Его я знала приблизительно столько же, сколько и Ровенийских. Пару срощенных переломов, несколько сведенных шрамов на разбитых коленках и локтях, зашивание брови – в свое время мы часто с ним общались. Активный ребенок часто расплачивался за непоседливость.

– Нормально, – отозвалась я, настороженно наблюдая за его манипуляциями. Да и по сравнению с тем, как я ощущала себя еще недавно, сейчас все действительно было неплохо.

– Все в норме, – сказал он, закончив осматривать меня, удовлетворенно кивнул и поднялся.

Матушка Фордис, которая стояла в стороне, прижимала к губам ладони и с дикой тоской взирала на меня, от чего мне стало не по себе.

– Эд Хилм, мне остаться или вы все сами? – срывающимся голосом спросила она.

Я повернула голову к целителю. Что там еще такое?

– Лучше останьтесь и поддержите девочку, – безнадежно усталым голосом, полным сожаления, ответил он и принялся мерить комнату шагами.

Эдель Фордис присела рядом со мной, обняла меня за плечи одной рукой, а другой начала перебирать мои волосы, иногда поглаживая по голове. Только вот это ничуть не успокаивало меня. Страх липкими, холодными, пронизывающими насквозь душу нитями опутывал меня. Так страшно мне не было, даже когда я не могла вырваться от Никласа, хотя вот десять лет назад в Дрине…

– Эд Хилм, может быть, вы уже скажете, в чем дело? – спросила я, не выдержав этого напряженного молчания.

Видела, что он собирается с мыслями, но сил терпеть тягость этого положения не находилось.

– Астари, ты знаешь, как работает целитель? – вдруг спросил Лейв Хилм.

Я неопределенно повела плечом.

– Ну так, в общих чертах, – ответила я.

– Целитель лечит пациента своей энергией, а вот как, куда, сколько направить энергии зависит от многих факторов, – начал объяснять эд Хилм. – От недуга, разумеется, от того обычный человек или маг, а если маг, то есть сила или она заблокирована, – тут он остановился и внимательно посмотрел мне в глаза. Я виновато их опустила. – Тебя принес ко мне Ронольв – он бежал два квартала с тобой на руках. Извозчиков ночью не всегда вовремя удается найти, – рассеянно произнес целитель. – У тебя был сильнейший аллергический шок. Как оказалось, у тебя аллергия на велерену*. Видимо, ты была слишком спокойной девушкой, чтобы принимать успокаивающие на ее основе. А тут… – он вновь принялся ходить по комнате, сложив руки за спиной. – Тут моя вина. Как бы плохо ни было пациенту, я обязан полностью проверить состояние организма, чтобы продумать все свои действия и чтобы не ухудшить состояние. Мы с тобой знакомы давно, и, разумеется, я знал, что дар твой заблокирован. А когда я стал тебя лечить… да, я не мог предположить, что ты каким-то образом разблокируешь его, не поставив в известность опекунов, не говоря уже обо мне. Вот только я был обязан сначала все проверить. Это первое указание, которое вдалбливается в умы еще студентов-целителей. И в данном случае даже твой амулет не скрыл бы истинное положение вещей. Мы, целители, несколько иначе работаем.

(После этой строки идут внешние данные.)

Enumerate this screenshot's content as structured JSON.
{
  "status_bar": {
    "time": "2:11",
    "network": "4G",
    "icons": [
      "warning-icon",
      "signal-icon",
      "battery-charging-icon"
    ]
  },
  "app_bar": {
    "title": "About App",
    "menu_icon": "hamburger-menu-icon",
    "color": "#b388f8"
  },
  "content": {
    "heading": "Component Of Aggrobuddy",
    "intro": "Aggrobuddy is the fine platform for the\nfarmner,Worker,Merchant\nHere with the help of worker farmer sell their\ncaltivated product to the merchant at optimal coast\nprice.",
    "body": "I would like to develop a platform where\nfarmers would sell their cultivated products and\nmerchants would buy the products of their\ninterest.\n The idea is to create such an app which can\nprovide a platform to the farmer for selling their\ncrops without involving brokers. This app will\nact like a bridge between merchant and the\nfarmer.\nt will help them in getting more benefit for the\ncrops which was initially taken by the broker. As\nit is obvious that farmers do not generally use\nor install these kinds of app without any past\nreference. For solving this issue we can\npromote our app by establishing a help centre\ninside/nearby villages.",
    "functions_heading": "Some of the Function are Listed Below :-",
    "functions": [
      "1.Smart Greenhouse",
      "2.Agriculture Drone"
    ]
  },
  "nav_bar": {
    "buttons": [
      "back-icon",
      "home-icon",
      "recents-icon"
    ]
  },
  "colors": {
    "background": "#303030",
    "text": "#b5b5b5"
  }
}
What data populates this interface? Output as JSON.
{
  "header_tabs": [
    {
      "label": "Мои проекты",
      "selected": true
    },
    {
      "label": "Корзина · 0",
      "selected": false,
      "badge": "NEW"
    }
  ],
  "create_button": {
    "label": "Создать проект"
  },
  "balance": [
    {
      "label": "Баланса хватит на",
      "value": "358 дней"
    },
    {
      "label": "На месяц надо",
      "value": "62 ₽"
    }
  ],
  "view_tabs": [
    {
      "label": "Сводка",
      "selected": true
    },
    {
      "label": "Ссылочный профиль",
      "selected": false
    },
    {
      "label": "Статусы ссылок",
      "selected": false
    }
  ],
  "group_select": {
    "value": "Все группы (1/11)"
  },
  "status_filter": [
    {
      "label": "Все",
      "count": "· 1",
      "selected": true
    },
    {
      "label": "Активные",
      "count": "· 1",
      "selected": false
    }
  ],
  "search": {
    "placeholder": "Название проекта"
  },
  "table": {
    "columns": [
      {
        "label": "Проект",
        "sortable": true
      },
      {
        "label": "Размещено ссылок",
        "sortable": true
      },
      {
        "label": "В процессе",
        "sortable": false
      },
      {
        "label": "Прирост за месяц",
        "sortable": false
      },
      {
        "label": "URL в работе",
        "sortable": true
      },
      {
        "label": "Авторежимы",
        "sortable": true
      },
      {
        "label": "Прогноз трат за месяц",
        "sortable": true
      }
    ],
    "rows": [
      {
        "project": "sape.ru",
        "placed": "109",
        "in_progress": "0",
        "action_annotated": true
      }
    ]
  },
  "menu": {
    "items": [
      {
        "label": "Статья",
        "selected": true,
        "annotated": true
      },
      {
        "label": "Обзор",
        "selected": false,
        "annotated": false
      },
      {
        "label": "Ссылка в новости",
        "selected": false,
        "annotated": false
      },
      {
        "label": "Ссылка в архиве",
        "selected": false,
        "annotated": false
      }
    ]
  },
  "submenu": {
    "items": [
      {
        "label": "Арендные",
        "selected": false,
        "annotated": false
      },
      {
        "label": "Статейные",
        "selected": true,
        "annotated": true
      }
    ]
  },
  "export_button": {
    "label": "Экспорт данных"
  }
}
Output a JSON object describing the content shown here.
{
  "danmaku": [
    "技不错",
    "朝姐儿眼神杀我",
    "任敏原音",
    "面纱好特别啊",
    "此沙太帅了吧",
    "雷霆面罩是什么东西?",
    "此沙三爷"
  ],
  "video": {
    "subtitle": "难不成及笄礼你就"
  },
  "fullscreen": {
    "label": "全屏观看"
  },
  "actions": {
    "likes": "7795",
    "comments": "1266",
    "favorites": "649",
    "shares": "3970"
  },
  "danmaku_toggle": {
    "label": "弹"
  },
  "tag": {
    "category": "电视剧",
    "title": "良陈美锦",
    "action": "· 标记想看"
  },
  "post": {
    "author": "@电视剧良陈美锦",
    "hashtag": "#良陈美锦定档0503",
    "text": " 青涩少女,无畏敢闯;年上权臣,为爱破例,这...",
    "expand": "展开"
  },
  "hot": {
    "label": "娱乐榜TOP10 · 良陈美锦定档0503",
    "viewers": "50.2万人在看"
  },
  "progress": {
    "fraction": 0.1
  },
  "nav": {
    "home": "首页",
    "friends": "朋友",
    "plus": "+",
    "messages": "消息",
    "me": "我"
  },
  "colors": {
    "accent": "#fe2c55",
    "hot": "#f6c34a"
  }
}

Такие подробности… С каждым словом эда Хилма очень-очень плохое предчувствие только усугублялось.

– И не зная о подобной твоей особенности, я стал тебя лечить, – продолжал упавшим голосом целитель. – Мне это удалось и шок я ликвидировал, как и его последствия. Вот только… Неправильные потоки энергии, неправильно рассчитанная приложенная сила, неправильное взаимодействие стихий… Все это каждый раз приводит к разным последствиям. Иногда их вообще нет, иногда они незначительны, а иногда… У тебя могли отказать ноги, ты могла бы лишиться зрения… – все более тихим голосом, на грани слышимости, говорил целитель. А я вцепилась в руку матушки Фордис. Самочувствие мое было не самым ужасным. Он же сам сказал – все в норме. Последствий нет? Я еще пару секунд тешила себя надеждой. – Ты не сможешь иметь детей.

Несмотря на то, что слова были произнесли очень тихо, мне казалось, что я слышу, как они грохочут: как гром, как ураган, как шторм.